Why I'm calling this "fairly strong" and not "true"
I want to be explicit about the limits, because the numbers above are easy to over-read:
- The strongest-by-design number is the weakest by sample. The loose persist‖NE of 57% is computed on seven sessions; the strict signal leaves opus-4-8 with only five persist sessions. The regression borrows strength from the full corpus, but the events driving the effect are still few, which is why its odds-ratio interval is wide (4 to 54) even while sitting comfortably above 1.
- The volume-matched persistence cell is n=21, four events. The continuous regression is meant to retire this bin, not defend it.
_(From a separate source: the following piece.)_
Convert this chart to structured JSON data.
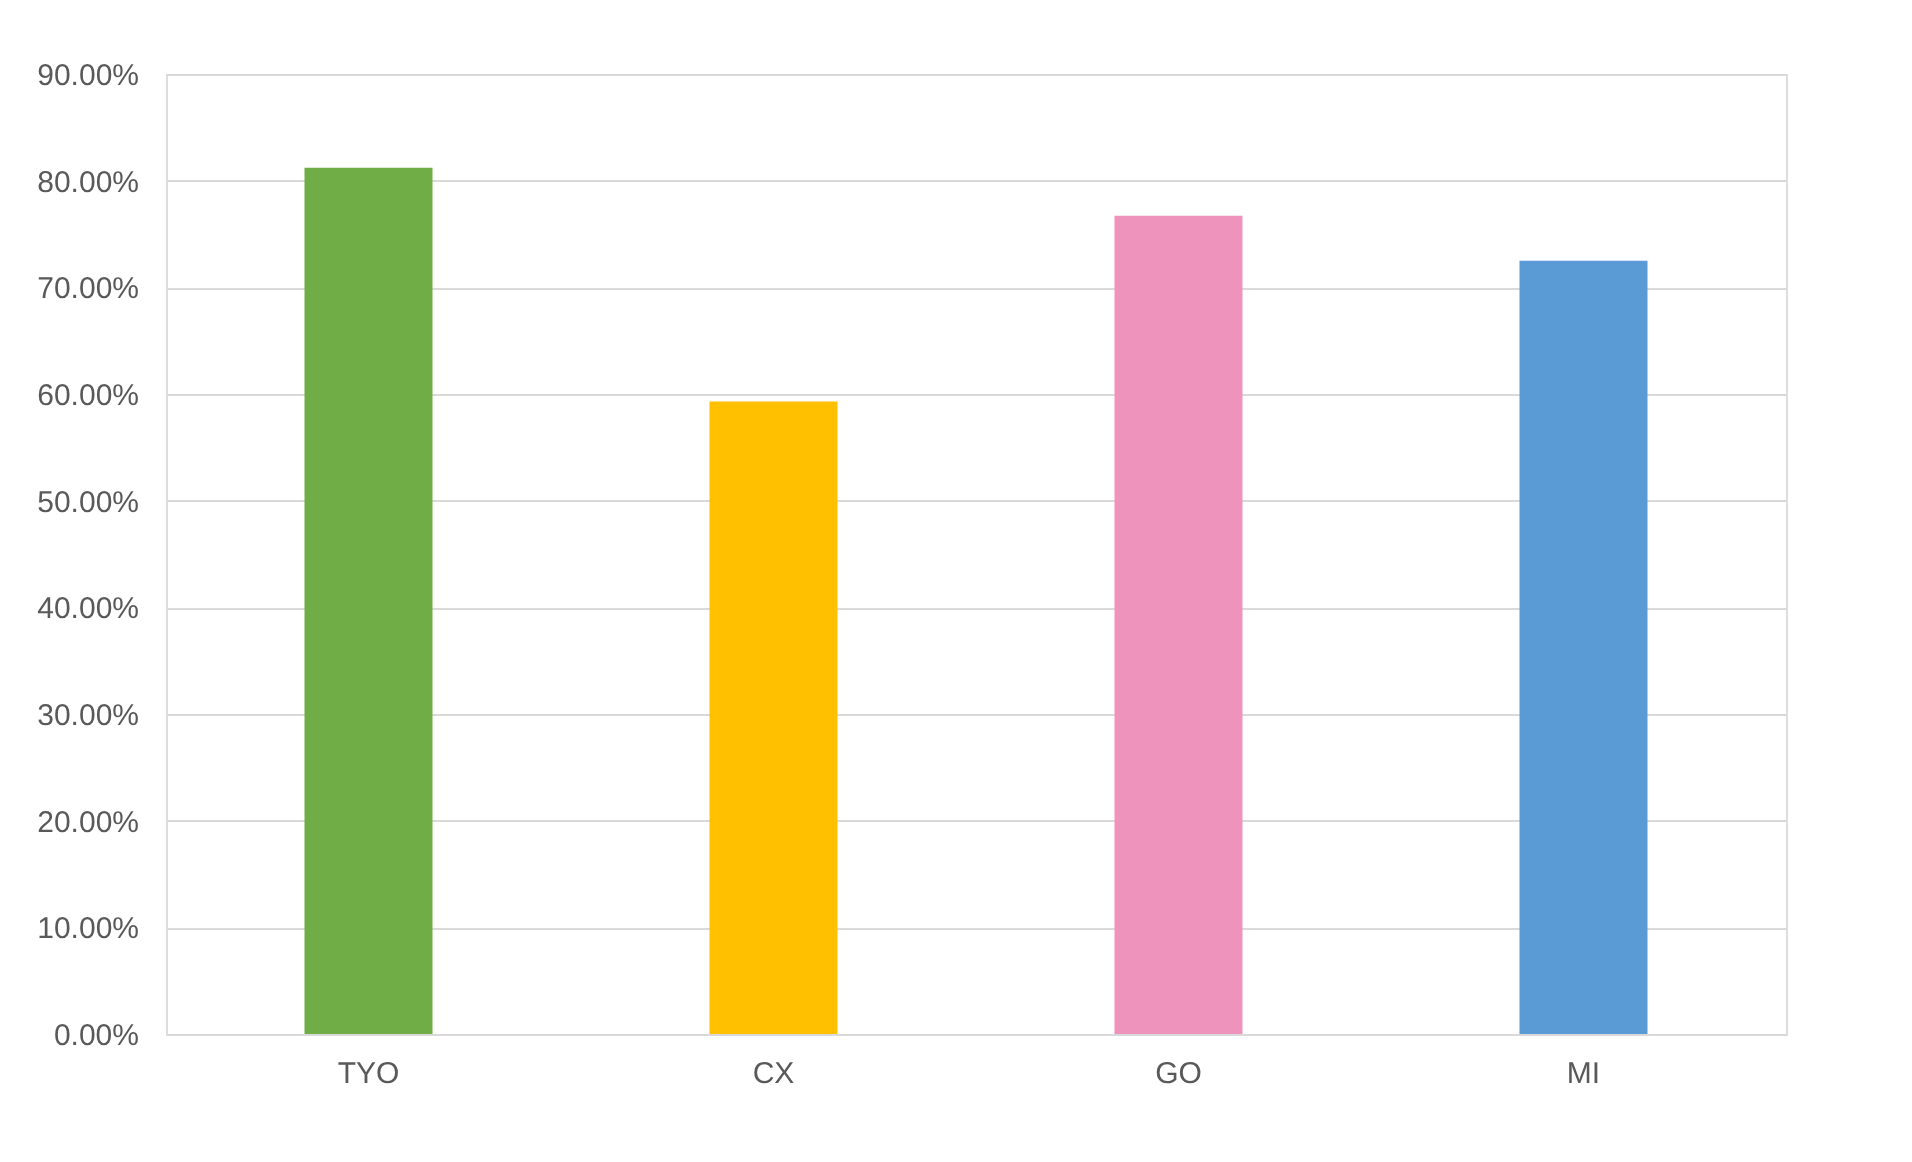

But the bin is what most readers will eyeball: "elevated" survives, the point estimate doesn't.
- The task-volume confound is now controlled the right way. The earlier tension was real: the robust n=72 number didn't control volume, and the volume-matched bin was tiny. The full-sample regression resolves it, volume-controlled and full-sample at once. That's the result that moved me from "interesting" to "fairly strong."
- Harness version is controlled, not just flagged. Version is non-significant in the regression and the within-CLI-window contrast holds. But it's still one machine's CLI history, so I can't fully separate "this model" from "this model as I happened to run it here."
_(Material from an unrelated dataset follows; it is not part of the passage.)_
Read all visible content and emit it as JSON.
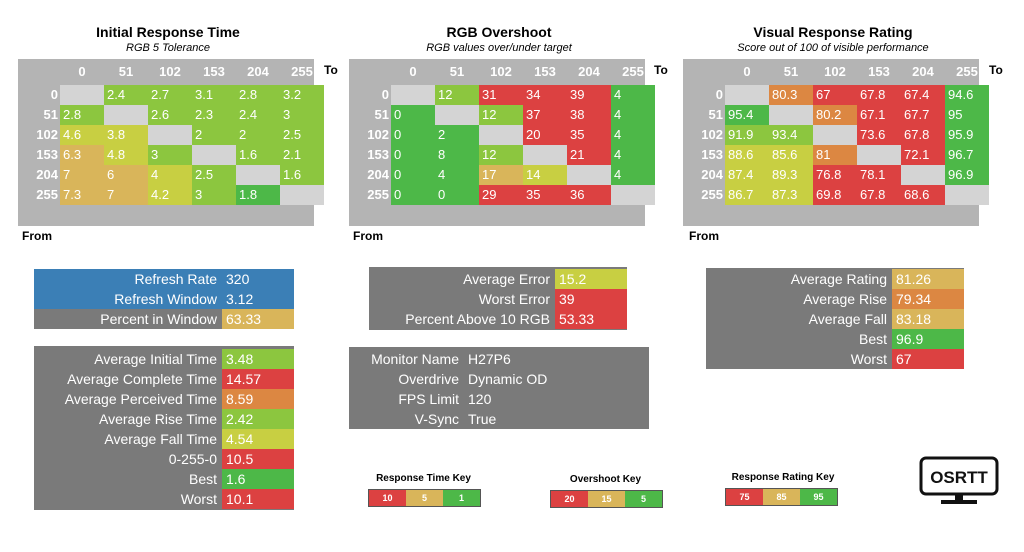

- This investigation ran on opus-4-8. Findings are backed by raw paired tool_use→tool_result records rather than the model's summaries, but the irony is noted.
The task-mix confound is now controlled three independent ways: decontamination, a continuous volume regression, and a within-CLI-version comparison. The elevation survives each one, which is more than a coincidence deserves. But 4-8 is barely a week old with ~86 raw sessions (72 after decontamination), the strict-persist cell is n=5, and everything is one machine. Which is a clear signal worth flagging.
What holds, and a date#
Independent of which model it's worse in, the practical lessons hold:
- Belief-persistence is the dangerous failure mode. Making up a filename is harmless until the agent acts on it after being told it's wrong. The hard-stop-on-"does not exist" rule is worth adding to any agent harness regardless of model.
- An agent's explanation of its own failure is not evidence. It's a hypothesis generated by the same process that failed, and it will preferentially blame your infrastructure.
I'll re-run the corpus scan in two weeks, when 4-8 has 200+ sessions across varied tasks, with the strict-persist regression as the pre-registered primary test. That collapses both the small-n and the task-mix problems at once. If the odds ratio holds with the volume and version controls, it stops being a signal and becomes a finding. If it regresses to baseline, it was task mix and a week-old sample fooling me. Either way, it'll be interesting to see what I can find out.